Eadweard Muybridge (1830-1904) was an English-born photographer who settled in the United States in 1851, where he undertook various occupations before dedicating himself to photography. In his early years as a photographer, he created stereoscopic views, urban views of San Francisco and its surroundings, and also participated in exploration missions promoted by the government, such as those conducted in Yosemite Valley and Alaska. During these expeditions, he captured photographs of natural landscapes within an aesthetic of the sublime. During the 1860s, he also traveled through Central America, capturing images with similar themes.
A key aspect of his photographic work was his research on the movement of both animal and human bodies, in which, for the first time in history, motion was graphically documented. Using multiple synchronized cameras that captured sequential images, Muybridge visually represented different phases of movement—phases that the human eye cannot distinguish individually. These images were published in the work Animal locomotion (1887), a collection of 11 volumes, followed by other works such as The attitudes of animals in motion (1881), The human figure in motion (1901), and Animals in motion (1902). In relation to his photographs depicting body movement, in 1879, he invented the Zoopraxiscope, a device that combined the functions of the magic lantern and optical image-enlargement instruments, enabling the sequential projection of photographs to create a perception of continuous movement, essentially an early form of motion pictures and a precursor to the cinematograph.

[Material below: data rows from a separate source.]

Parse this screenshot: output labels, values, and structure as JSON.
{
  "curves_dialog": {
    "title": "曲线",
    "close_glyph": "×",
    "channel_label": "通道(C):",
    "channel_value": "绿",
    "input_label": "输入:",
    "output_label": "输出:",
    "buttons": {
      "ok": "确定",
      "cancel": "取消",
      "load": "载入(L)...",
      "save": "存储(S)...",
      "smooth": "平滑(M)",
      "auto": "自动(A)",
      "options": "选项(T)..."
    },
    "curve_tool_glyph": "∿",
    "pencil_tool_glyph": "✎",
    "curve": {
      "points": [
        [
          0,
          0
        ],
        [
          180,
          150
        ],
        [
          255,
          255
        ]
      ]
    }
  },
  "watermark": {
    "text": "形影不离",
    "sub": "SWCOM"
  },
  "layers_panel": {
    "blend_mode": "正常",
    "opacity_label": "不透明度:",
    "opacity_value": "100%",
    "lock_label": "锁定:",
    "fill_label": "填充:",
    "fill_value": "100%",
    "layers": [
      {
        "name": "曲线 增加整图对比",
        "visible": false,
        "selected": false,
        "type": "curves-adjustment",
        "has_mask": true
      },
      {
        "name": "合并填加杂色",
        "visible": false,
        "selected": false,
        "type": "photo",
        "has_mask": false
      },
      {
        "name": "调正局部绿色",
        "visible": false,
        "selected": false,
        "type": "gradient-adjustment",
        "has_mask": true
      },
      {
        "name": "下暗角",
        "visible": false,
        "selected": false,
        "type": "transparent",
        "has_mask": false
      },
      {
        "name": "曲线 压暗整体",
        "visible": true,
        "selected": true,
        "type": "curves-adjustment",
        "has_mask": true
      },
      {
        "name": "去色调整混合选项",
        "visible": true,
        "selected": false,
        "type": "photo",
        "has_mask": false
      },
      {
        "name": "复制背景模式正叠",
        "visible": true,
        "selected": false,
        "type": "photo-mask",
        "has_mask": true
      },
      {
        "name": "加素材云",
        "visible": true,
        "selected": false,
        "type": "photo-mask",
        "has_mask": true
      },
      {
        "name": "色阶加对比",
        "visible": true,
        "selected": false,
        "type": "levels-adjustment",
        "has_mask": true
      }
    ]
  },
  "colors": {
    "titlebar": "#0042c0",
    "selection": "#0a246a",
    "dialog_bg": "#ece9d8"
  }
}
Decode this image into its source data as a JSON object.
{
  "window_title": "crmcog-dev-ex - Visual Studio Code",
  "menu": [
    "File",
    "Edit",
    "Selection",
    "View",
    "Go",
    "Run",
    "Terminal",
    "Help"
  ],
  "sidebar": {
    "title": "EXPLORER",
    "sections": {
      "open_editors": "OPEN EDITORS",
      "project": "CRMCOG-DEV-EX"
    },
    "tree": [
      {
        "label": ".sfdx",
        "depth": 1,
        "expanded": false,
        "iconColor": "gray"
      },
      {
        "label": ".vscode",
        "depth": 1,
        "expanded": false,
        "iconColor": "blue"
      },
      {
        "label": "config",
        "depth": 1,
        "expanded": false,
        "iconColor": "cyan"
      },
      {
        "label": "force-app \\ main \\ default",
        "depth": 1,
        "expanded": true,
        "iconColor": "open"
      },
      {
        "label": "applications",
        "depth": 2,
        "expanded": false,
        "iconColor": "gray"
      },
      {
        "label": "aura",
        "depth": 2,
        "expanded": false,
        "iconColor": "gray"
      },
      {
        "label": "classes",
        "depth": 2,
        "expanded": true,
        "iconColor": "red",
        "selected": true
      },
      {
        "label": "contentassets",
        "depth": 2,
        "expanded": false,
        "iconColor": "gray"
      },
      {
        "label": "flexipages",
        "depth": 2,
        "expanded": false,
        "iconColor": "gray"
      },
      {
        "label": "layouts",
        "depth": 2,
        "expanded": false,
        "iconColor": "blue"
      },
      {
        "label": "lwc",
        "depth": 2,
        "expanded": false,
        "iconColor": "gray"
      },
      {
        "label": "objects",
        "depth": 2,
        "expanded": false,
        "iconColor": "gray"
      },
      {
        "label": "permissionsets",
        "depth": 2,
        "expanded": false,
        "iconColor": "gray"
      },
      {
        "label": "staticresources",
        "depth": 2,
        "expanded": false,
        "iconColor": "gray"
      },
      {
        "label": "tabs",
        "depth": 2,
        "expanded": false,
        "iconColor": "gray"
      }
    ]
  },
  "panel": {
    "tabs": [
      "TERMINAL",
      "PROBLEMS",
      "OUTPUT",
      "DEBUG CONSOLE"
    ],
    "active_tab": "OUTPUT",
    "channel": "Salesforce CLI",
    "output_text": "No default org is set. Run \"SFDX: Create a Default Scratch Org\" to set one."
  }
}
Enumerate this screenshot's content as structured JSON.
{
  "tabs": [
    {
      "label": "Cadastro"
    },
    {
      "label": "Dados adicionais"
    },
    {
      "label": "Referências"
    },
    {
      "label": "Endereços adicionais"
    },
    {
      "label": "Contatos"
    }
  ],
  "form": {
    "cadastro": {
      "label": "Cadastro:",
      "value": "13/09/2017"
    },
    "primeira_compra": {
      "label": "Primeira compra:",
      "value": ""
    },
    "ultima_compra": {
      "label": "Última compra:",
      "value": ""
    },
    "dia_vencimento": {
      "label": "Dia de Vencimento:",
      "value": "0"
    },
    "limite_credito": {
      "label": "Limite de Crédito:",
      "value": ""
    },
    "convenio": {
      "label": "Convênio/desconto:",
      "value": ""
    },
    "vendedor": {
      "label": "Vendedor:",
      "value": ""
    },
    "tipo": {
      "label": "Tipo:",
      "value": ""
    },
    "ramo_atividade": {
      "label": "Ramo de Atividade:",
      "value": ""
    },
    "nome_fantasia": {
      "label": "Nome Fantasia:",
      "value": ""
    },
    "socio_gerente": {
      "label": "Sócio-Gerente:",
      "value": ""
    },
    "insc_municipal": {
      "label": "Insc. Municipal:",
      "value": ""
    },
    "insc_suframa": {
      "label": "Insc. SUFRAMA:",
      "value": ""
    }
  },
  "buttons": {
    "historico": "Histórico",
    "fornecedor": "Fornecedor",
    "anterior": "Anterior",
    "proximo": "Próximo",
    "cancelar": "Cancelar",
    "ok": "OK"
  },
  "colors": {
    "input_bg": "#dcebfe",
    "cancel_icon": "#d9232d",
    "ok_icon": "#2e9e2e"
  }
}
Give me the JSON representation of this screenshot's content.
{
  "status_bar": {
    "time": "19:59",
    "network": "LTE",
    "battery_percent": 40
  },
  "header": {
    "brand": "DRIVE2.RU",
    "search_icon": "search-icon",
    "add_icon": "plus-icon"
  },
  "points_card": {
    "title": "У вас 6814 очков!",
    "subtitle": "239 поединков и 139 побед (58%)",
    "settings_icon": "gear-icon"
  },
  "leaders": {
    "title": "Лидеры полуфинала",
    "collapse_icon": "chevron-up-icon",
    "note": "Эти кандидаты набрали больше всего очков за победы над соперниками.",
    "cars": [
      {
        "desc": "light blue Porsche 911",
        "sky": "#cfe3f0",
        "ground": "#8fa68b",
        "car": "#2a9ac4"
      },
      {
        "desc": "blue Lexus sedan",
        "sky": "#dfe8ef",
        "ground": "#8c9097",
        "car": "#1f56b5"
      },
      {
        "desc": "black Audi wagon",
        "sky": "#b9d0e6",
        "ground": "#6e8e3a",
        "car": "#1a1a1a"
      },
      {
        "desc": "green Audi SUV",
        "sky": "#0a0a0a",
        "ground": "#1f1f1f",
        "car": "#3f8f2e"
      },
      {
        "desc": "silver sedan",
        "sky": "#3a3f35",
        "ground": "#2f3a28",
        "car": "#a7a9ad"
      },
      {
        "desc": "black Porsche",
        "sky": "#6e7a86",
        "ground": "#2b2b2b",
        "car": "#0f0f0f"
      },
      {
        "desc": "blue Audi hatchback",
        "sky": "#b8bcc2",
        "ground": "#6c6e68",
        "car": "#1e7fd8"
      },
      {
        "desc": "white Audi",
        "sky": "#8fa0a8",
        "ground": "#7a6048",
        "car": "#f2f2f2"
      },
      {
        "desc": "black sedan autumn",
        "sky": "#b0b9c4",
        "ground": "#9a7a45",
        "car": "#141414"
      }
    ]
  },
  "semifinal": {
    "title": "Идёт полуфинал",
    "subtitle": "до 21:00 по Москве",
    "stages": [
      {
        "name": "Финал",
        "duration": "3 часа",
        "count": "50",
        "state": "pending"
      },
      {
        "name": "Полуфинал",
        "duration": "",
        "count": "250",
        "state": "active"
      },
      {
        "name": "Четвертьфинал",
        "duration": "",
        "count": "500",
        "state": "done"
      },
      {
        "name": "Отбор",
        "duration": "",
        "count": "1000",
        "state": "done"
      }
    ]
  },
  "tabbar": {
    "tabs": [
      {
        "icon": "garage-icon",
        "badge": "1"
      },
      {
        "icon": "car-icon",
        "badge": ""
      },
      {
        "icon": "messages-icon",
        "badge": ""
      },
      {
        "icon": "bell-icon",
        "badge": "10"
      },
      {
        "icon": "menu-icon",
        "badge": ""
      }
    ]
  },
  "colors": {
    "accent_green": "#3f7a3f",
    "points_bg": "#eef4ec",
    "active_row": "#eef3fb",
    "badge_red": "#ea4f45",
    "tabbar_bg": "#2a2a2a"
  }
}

Muybridge’s photographs captured the construction of the human and animal body and its movement almost 40 years before artists like Pablo Picasso and Marcel Duchamp (1887-1968) revolutionized painting with their interpretations of reality through overlapping planes. This can be seen in works such as Les demoiselles d’Avignon (1907) by the former and Nude descending a staircase, no. 2 (1912) by the latter, which specifically depicts the sequential movement of the human body.